Flink Kubernetes Toolbox

Flink K8S Toolbox contains tools for managing Flink clusters and jobs on Kubernetes:

Flink Operator
Flink Operator CLI

The Flink Operator is an implementation of the Kubernetes Operator pattern for managing Flink clusters and jobs. The operator uses a Custom Resource to represent a Flink cluster with a single Flink job. The operator detect changes to the resource and modifies the Flink cluster and job accordingly. The operator takes care of creating savepoints periodically and restarting the job from the latest savepoint if needed.

The Flink Operator CLI provides an interface for controlling Flink clusters and jobs from a terminal. It supports commands for creating or deleting clusters, starting or stopping clusters and jobs, getting metrics and other information about clusters and jobs.

License

The tools are distributed under the terms of BSD 3-Clause License.

Copyright (c) 2019, Andrea Medeghini
All rights reserved.

Redistribution and use in source and binary forms, with or without
modification, are permitted provided that the following conditions are met:

* Redistributions of source code must retain the above copyright notice, this
  list of conditions and the following disclaimer.

* Redistributions in binary form must reproduce the above copyright notice,
  this list of conditions and the following disclaimer in the documentation
  and/or other materials provided with the distribution.

* Neither the name of the tools nor the names of its
  contributors may be used to endorse or promote products derived from
  this software without specific prior written permission.

THIS SOFTWARE IS PROVIDED BY THE COPYRIGHT HOLDERS AND CONTRIBUTORS "AS IS"
AND ANY EXPRESS OR IMPLIED WARRANTIES, INCLUDING, BUT NOT LIMITED TO, THE
IMPLIED WARRANTIES OF MERCHANTABILITY AND FITNESS FOR A PARTICULAR PURPOSE ARE
DISCLAIMED. IN NO EVENT SHALL THE COPYRIGHT HOLDER OR CONTRIBUTORS BE LIABLE
FOR ANY DIRECT, INDIRECT, INCIDENTAL, SPECIAL, EXEMPLARY, OR CONSEQUENTIAL
DAMAGES (INCLUDING, BUT NOT LIMITED TO, PROCUREMENT OF SUBSTITUTE GOODS OR
SERVICES; LOSS OF USE, DATA, OR PROFITS; OR BUSINESS INTERRUPTION) HOWEVER
CAUSED AND ON ANY THEORY OF LIABILITY, WHETHER IN CONTRACT, STRICT LIABILITY,
OR TORT (INCLUDING NEGLIGENCE OR OTHERWISE) ARISING IN ANY WAY OUT OF THE USE
OF THIS SOFTWARE, EVEN IF ADVISED OF THE POSSIBILITY OF SUCH DAMAGE.

Flink Operator and Cluster status

The operator detects new resource of kind FlinkCluster (primary resource) in a namespace, and automatically creates other managed resources (secondary resources), like StatefulSet, Service, and Job, based on the configuration provided in the primary resource.
The operator persists some status as annotations on the primary resources, and performs several tasks automatically, like creating savepoints periodically or recreating the cluster when the primary resource is modified.
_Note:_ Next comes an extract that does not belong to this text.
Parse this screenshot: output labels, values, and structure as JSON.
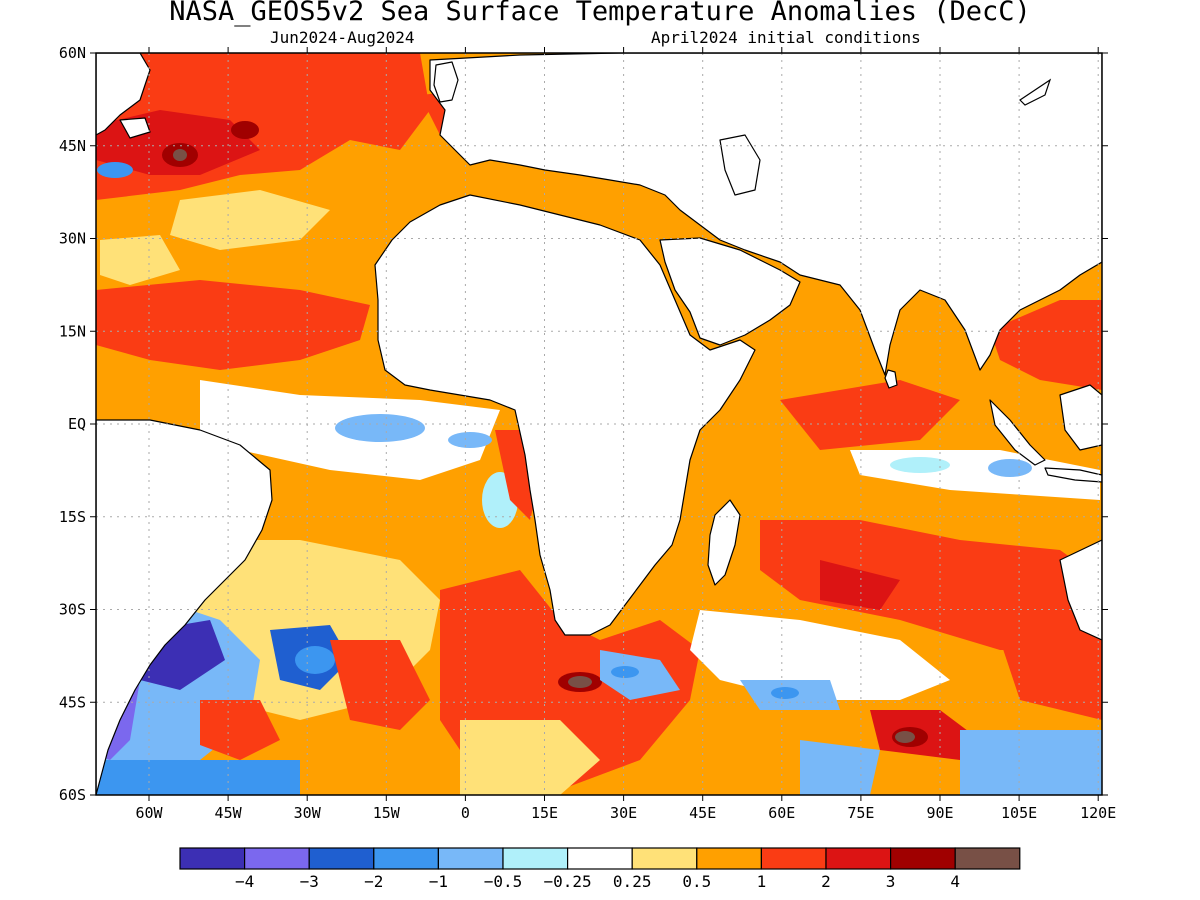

The possible states of a FlinkCluster resource are represented in this graph:

UNKNOWN

This is the initial status of the Flink cluster when it is created.
STARTING

This status means that the cluster is starting up. The secondary resources will be created, the Flink job Jar will be uploaded to Flink, and the job will be started (optional).
STOPPING

This status means that the cluster is going to stop. The Flink job will be canceled (creating a new savepoint) or stopped (without creating a new savepoint), and the secondary resources will be deleted (optional).
SUSPENDED

This status means that the cluster has been suspended. The Flink job has been stopped, and the secondary resources have been stopped.
TERMINATED

This status means that the cluster has been terminated. The Flink job has been stopped, and the secondary resources have been deleted.
RUNNING

This status means that the cluster is running. The secondary resources have been created and the Flink job is runnning. When the cluster is in this state and the job stops running for any reason, the status is automatically changed to FAILED.
FAILED

This status means that the cluster has failed. The secondary resources might not work or the job might have failed (or it has been canceled manually). When the cluster is in this state but a running job is detected, the status is automatically changed to RUNNING.
CHECKPOINTING

This status means that the cluster is creating a savepoint. The status is automatically changed to RUNNING when the savepoint is completed, otherwise the status is changed to FAILED (when the savepoint is not completed in the expected time).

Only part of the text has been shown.